Selain lagu, untuk menghilangkan rasa sepi itu saya selalu menyempatkan untuk membaca buku, menghubungi satu persatu teman-teman atau menyapa lewat grup chatting. Saya juga berusaha untuk bertemu dengan teman-teman kampus, berusaha mengulangi lagi kegiatan yang dulu biasa kami lakukan atau sekedar mengenang kembali cerita masa kuliah dulu. Alhamdulillah, itu sudah sangat cukup mengobati setiap rindu yang datang menghampiri lebih sering dari biasanya.

4. Galau melihat teman dekat satu persatu menikah
Sebenernya ini adalah puncak dari Quarter Life Crisis yang saya alami (duh jadi malu, heehee). Yaa, satu hal dalam hidup saya yang membuat saya paling galau adalah tentang pernikahan. Satu persatu teman SD, SMP, SMA, bahkan kuliah sudah menjalani fase kehidupannya yang baru, menjadi istri atau menjadi suami. Di usia yang menginjak seperempat abad ini, saya masih saja sendiri.
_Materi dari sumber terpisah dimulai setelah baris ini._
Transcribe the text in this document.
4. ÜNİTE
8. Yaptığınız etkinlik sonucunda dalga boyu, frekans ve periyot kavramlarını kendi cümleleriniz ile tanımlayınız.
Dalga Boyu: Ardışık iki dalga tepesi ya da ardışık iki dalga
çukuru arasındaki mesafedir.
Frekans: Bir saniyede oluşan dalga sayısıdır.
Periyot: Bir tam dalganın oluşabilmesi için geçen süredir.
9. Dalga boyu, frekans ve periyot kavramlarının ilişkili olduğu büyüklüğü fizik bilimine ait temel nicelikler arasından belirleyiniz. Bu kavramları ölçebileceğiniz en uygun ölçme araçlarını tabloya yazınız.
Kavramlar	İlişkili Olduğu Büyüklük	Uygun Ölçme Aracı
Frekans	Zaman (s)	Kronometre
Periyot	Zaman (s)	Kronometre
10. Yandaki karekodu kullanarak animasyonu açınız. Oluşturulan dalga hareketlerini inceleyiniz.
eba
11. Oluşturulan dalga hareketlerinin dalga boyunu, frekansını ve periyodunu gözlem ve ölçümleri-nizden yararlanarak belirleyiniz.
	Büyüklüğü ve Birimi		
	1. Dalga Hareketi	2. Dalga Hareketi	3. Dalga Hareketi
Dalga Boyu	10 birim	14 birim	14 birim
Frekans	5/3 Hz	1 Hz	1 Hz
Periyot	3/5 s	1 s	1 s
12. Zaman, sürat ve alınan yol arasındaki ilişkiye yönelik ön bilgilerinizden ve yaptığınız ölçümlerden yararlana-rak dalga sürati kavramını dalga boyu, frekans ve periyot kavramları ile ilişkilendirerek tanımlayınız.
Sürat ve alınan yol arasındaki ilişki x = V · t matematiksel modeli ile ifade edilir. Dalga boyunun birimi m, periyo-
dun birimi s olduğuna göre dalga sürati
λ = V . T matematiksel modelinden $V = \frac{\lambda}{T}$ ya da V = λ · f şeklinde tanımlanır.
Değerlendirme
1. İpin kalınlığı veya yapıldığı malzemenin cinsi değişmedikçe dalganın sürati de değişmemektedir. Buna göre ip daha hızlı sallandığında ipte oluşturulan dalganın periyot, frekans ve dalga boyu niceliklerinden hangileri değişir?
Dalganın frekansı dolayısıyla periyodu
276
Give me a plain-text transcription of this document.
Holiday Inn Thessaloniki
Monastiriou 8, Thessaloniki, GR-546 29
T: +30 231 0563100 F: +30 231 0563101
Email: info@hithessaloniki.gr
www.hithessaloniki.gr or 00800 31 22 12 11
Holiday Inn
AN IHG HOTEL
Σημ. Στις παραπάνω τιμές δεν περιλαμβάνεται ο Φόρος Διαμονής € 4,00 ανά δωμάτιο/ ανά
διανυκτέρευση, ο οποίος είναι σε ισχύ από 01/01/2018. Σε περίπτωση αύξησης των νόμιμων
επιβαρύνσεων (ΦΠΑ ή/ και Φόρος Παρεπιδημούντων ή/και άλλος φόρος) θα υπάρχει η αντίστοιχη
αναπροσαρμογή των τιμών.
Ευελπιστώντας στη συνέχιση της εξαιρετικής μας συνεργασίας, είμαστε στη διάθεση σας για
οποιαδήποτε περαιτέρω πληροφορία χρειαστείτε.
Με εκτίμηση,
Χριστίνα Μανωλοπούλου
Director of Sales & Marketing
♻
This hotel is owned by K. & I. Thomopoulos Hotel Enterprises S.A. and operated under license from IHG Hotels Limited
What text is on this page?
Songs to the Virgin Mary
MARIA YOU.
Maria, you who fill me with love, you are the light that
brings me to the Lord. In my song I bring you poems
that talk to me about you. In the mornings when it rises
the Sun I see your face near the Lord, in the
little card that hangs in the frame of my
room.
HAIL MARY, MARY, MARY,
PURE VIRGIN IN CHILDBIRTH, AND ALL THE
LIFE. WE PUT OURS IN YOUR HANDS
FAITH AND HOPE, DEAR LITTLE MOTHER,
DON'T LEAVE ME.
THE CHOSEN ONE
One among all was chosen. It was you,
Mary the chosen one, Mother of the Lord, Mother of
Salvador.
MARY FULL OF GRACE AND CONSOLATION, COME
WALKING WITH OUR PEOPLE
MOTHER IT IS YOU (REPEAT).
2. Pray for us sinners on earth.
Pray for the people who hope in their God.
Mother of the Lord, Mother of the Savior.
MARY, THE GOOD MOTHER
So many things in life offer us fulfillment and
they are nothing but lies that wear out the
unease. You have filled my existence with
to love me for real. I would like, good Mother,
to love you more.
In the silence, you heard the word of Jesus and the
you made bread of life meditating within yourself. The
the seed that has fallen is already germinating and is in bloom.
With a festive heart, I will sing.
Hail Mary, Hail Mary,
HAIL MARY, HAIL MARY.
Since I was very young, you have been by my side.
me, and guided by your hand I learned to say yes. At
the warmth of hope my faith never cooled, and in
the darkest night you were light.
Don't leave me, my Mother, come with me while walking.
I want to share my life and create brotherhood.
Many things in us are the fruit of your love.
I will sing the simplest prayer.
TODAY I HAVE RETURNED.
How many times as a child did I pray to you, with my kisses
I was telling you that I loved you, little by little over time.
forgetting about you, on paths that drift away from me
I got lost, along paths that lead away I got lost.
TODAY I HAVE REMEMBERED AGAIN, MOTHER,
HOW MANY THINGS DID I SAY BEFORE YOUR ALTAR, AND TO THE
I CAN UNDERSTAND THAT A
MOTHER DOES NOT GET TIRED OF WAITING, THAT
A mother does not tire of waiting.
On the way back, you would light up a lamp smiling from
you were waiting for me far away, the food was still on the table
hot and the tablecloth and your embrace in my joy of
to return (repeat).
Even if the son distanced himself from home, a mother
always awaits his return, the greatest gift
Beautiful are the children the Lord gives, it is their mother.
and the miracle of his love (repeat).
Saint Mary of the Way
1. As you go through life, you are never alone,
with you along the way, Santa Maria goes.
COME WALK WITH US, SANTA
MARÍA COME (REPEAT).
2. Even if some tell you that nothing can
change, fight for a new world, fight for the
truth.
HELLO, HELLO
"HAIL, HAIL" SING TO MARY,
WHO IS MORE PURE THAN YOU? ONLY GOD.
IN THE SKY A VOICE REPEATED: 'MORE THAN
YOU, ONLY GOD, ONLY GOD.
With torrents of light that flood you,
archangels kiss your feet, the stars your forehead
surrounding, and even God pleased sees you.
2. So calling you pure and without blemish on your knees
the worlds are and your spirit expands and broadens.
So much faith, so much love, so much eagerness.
Bukan karna masih betah melajang, hanya saja Allah masih memberikan saya kesempatan untuk memperbaiki diri sedikit lebih lama dibandingkan teman-teman saya yang lain.

Pertanyaan tentang 'Siapa pacarnya teh ?', 'Orang mana calonnya teh ?', 'Kapan nikahnya teh ?', dan beribu-ribu pertanyaan bergenre sama sudah terbiasa terdengar di telinga saya. Pertanyaan yang kadang membuat raut muka saya berubah menjadi bertekuk-tekuk. Membuat senyum lebar saya seketika menyusut. Entah kenapa pertanyaan itu seakan menjadi budaya dalam masyarakat yang selalu dipertanyakan pada perempuan-perempuan seumuran saya. Membuat beban bagi orangtua saya. Yaa, orangtua saya, bukan saya. Tapi berawal dari beban orangtua inilah pada akhirnya beban yang sama seakan tersalurkan pula ke dalam diri saya. Lama-kelamaan hal tersebut menjadi satu hal penting dan utama untuk dipikirkan. Kemudian terbayanglah untuk membuat sayembara untuk mendapatkan hati ini dan menjadi sosok penting dalam kehidupan saya. Haahaa, sungguh kalimat yang amat sangat hiperbola. Tapi begitulah adanya, pernikahan di usia saya menjadi satu hal yang paling menyita waktu dan pikiran. Hanya dengan do'a meminta pada Allah agar disegerakan bertemu dengan pangeran berkuda putih yang siap membawa iring-iringan tandu pernikahan ke rumah. (Waw, tambah lebay deh haahaa).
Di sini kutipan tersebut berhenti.